To know the future, however, is no more desirable in the life of mankind than in the life of the individual. And our astrological impatience for such knowledge is sheer folly. Whether we imagine a man, for instance, knowing in advance the day of his death and the situation it would find him in, or a people knowing in advance the century of its downfall, both pictures would bear within themselves the inevitable consequence-a confusion of all desire and endeavour. For desire and endeavour can only unfold freely when they live and act ''blindly," i.e. for their own sakes and in obedience to inward impulses. After all, the future is shaped only when that happens, and if it did not happen, the future life and end of that man or that people would be different.
A future known in advance is an absurdity.
Foreknowledge of the future, however, is not only undesirable, it is probably beyond our power as well. The main obstacle in the way is the confusion of insight by our wishes, hopes and fears; further, our ignorance of everything which we call latent forces, physical or mental, and the incalculable factor of mental contagions, which can suddenly transform the world.
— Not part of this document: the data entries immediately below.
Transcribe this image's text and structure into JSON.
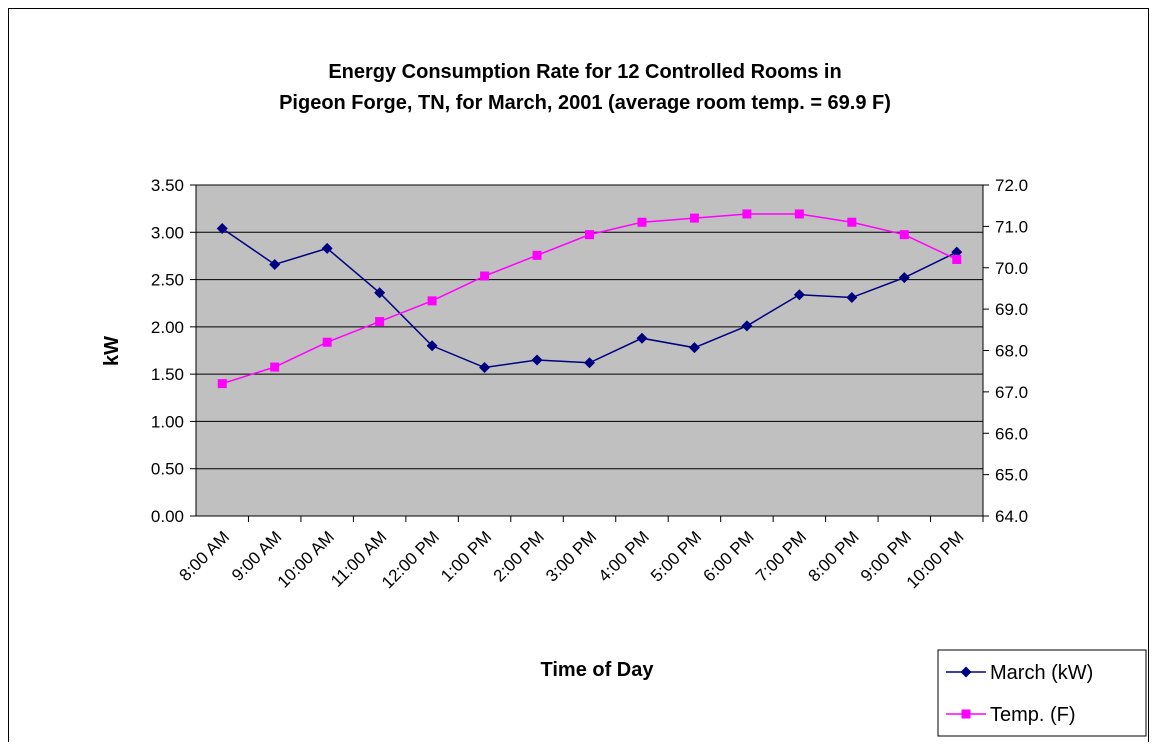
{
  "chart_data": {
    "type": "line",
    "title": [
      "Energy Consumption Rate for 12 Controlled Rooms in",
      "Pigeon Forge, TN, for March, 2001 (average room temp. = 69.9 F)"
    ],
    "x_label": "Time of Day",
    "y_label": "kW",
    "categories": [
      "8:00 AM",
      "9:00 AM",
      "10:00 AM",
      "11:00 AM",
      "12:00 PM",
      "1:00 PM",
      "2:00 PM",
      "3:00 PM",
      "4:00 PM",
      "5:00 PM",
      "6:00 PM",
      "7:00 PM",
      "8:00 PM",
      "9:00 PM",
      "10:00 PM"
    ],
    "series": [
      {
        "name": "March (kW)",
        "color": "#000080",
        "marker": "diamond",
        "values": [
          3.04,
          2.66,
          2.83,
          2.36,
          1.8,
          1.57,
          1.65,
          1.62,
          1.88,
          1.78,
          2.01,
          2.34,
          2.31,
          2.52,
          2.79
        ]
      },
      {
        "name": "Temp. (F)",
        "color": "#ff00ff",
        "marker": "square",
        "axis": "y2",
        "values": [
          67.2,
          67.6,
          68.2,
          68.7,
          69.2,
          69.8,
          70.3,
          70.8,
          71.1,
          71.2,
          71.3,
          71.3,
          71.1,
          70.8,
          70.2
        ]
      }
    ],
    "ylim": [
      0,
      3.5
    ],
    "yticks": [
      {
        "value": 0,
        "label": "0.00"
      },
      {
        "value": 0.5,
        "label": "0.50"
      },
      {
        "value": 1,
        "label": "1.00"
      },
      {
        "value": 1.5,
        "label": "1.50"
      },
      {
        "value": 2,
        "label": "2.00"
      },
      {
        "value": 2.5,
        "label": "2.50"
      },
      {
        "value": 3,
        "label": "3.00"
      },
      {
        "value": 3.5,
        "label": "3.50"
      }
    ],
    "y2lim": [
      64,
      72
    ],
    "y2ticks": [
      {
        "value": 64,
        "label": "64.0"
      },
      {
        "value": 65,
        "label": "65.0"
      },
      {
        "value": 66,
        "label": "66.0"
      },
      {
        "value": 67,
        "label": "67.0"
      },
      {
        "value": 68,
        "label": "68.0"
      },
      {
        "value": 69,
        "label": "69.0"
      },
      {
        "value": 70,
        "label": "70.0"
      },
      {
        "value": 71,
        "label": "71.0"
      },
      {
        "value": 72,
        "label": "72.0"
      }
    ],
    "grid": true,
    "plot_background": "#c0c0c0",
    "legend": "bottom-right"
  }
}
Nor must we forget the acoustic illusion in which we live. For four centuries past, thought and argument; multiplied to ubiquity by the press, have drowned every voice but their own, and seem to hold even material forces in dependence on themselves. And yet it may be that those very forces are on the eve of a triumphant expansion of another kind, or that a spiritual current is at the door ready to carry the world in the opposite direction. If that current wins the day, it will take thought and its trumpets into its service until another comes to take its place. And finally, as regards the future, we must not forget the limitations of our knowledge of racial biology from the physiological side.